First Congregational Church of Ashfield.
First Congregational Church of Ashfield. Credit: RECORDER FILE PHOTO

ASHFIELD — The Hilltown Churches Food Pantry is now 87.5 pounds more substantial.

Members of the Reeds Bridge Riders, a Conway-based 4-H club, delivered bags of nonperishable food to the First Congregational Church of Ashfield, having collected the items through a food drive. The five young people, accompanied by 4-H club leader Jennifer Mullins, donated the food and learned from food pantry Director Pat Thayer the process of distributing it to clients.

“It’s a great way to get the kids involved,” Mullins said, after Thayer explained to the guests how the food is stored in a locked room. “Community service is a big part of 4-H.”

The pantry is lined with the tools of the humanitarian trade. The bags the 4-H members brought with them joined boxes of nonperishables kept safe on shelves. Meats are stored in a freezer.

Thayer, who said she was a 4-H member in high school, said she is grateful for the help from the Reeds Bridge Riders.

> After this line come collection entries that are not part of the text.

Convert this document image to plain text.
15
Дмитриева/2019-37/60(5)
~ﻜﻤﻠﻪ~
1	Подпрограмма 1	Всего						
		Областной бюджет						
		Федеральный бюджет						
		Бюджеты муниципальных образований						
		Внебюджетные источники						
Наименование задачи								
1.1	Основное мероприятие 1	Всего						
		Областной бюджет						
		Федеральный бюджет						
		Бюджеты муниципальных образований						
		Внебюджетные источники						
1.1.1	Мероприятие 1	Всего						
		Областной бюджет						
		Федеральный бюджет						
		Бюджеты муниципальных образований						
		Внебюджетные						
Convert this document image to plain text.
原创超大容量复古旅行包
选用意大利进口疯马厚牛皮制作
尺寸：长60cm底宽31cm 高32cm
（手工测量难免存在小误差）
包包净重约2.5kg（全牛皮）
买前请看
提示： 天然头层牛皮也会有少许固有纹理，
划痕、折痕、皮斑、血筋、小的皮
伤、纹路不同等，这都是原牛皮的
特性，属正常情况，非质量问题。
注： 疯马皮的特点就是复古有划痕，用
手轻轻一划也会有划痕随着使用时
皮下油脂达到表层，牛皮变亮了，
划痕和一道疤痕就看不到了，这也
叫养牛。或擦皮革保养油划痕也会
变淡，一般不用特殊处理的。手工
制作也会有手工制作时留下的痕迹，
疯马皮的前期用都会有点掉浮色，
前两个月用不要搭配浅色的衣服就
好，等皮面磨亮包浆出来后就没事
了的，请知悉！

“That’s part of the 4-H pledge, ‘I give my hands to larger service … for my community,’” she said, adding she joined the food pantry after she retired around 2002. “It’s a small community. I know most of the clients and I know there is a terrific need. And I was a client, years and years and years ago, so I know first-hand how helpful it can be, so I wanted to give back.”

Thayer explained the food pantry opens its doors to clients every other Tuesday.

She said that morning starts with volunteers driving to the Food Bank of Western Massachusetts in Hatfield at 10 a.m. and bringing back a caravan of food to Ashfield. Clients are allowed to shop from 3 to 6 p.m. and all food is free. There is no financial criteria, though clients must live in one of the 11 hillside towns.

Thayer said the food pantry distributes roughly 5,000 pounds of food every other Tuesday. She said 40 percent of the clients are elderly and on a fixed income.

The director said the food pantry started at St. John’s Episcopal Church in the late 1960s or early ’70s, then to St. John’s Corner House and finally to the congregational church about 15 years ago.